5. Prezydent ścigający się z czasem (i młodymi)

Okazuje się, że Szymon Hołownia chce jako prezydent przeprowadzić "przyjazny" rozdział państwa i kościoła zanim wezmą się za to młodzi – dzisiejsze nastolatki, które jeszcze nie mają praw wyborczych, ale w 2023 będą już miały. "Jeżdżę dużo po szkołach.
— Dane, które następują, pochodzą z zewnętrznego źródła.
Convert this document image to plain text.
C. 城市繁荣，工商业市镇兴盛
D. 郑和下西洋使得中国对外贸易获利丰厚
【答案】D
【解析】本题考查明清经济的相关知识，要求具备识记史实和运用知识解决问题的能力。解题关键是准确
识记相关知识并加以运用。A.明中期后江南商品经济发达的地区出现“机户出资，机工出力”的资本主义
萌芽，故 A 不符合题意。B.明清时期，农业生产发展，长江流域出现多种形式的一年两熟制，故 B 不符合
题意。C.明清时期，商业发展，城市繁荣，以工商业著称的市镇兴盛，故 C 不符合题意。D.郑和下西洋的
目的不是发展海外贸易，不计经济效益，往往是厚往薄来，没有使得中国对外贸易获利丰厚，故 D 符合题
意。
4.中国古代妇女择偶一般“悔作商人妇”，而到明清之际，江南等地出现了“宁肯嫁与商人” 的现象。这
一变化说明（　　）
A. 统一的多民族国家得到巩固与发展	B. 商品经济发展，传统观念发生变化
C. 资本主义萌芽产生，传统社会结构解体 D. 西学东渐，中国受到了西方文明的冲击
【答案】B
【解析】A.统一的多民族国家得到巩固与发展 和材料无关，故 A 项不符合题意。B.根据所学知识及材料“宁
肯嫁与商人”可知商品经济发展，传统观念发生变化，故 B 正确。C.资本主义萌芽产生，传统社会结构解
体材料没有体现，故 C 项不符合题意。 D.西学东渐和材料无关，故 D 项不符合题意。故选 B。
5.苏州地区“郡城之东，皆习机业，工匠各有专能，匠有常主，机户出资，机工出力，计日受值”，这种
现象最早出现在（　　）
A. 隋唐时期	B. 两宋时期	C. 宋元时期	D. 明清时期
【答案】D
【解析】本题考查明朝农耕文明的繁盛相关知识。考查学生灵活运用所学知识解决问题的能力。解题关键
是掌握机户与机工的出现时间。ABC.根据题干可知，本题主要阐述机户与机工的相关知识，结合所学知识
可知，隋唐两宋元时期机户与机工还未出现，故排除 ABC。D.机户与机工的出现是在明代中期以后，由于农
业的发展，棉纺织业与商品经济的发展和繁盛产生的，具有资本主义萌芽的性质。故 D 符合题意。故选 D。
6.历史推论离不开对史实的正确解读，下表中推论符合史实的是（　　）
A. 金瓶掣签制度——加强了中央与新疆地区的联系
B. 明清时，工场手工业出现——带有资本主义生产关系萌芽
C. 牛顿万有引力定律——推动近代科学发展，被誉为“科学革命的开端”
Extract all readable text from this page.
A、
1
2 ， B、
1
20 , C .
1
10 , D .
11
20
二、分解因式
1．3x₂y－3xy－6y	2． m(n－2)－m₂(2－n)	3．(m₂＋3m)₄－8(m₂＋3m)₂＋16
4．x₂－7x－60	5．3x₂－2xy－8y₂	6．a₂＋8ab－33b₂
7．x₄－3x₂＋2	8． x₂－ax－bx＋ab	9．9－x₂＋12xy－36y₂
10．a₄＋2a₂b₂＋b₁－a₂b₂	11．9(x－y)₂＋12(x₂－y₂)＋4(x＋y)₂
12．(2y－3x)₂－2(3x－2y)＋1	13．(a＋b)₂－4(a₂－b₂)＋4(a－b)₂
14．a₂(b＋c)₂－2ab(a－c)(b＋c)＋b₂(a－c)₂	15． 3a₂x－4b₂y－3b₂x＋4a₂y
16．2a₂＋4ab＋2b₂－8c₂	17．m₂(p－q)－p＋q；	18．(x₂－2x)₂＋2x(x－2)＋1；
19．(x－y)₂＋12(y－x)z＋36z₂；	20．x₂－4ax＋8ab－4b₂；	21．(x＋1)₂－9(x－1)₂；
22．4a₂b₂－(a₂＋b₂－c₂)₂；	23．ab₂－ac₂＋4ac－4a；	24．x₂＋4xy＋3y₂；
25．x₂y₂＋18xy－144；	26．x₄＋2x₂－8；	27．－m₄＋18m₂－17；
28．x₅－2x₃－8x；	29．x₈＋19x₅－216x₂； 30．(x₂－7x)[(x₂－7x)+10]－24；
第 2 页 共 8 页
Otóż jeśli parę lat temu od ich uczniów słyszałem tylko 'Korwin, Korwin, Korwin', to teraz 80 proc. młodzieży nie chodzi na religię, a agenda jest tak lewicowa, że łeb urywa" – ocenia Hołownia.

Kandydat zapowiada, że nie chce mszy jako elementu uroczystości państwowych, zależy mu jednak na to, by przeprowadzić zmiany w relacjach kościół–państwo zanim weźmie się za to dzisiejsza lewicowa młodzież. "Jeśli do tej pory nie przeprowadzimy tego rozdziału, zrobią to oni. Jak nie w 2023, to w 2028. I obawiam się, że wtedy nikt nie będzie zawracał sobie głowy przymiotnikiem 'przyjazny'" – ostrzega Hołownia.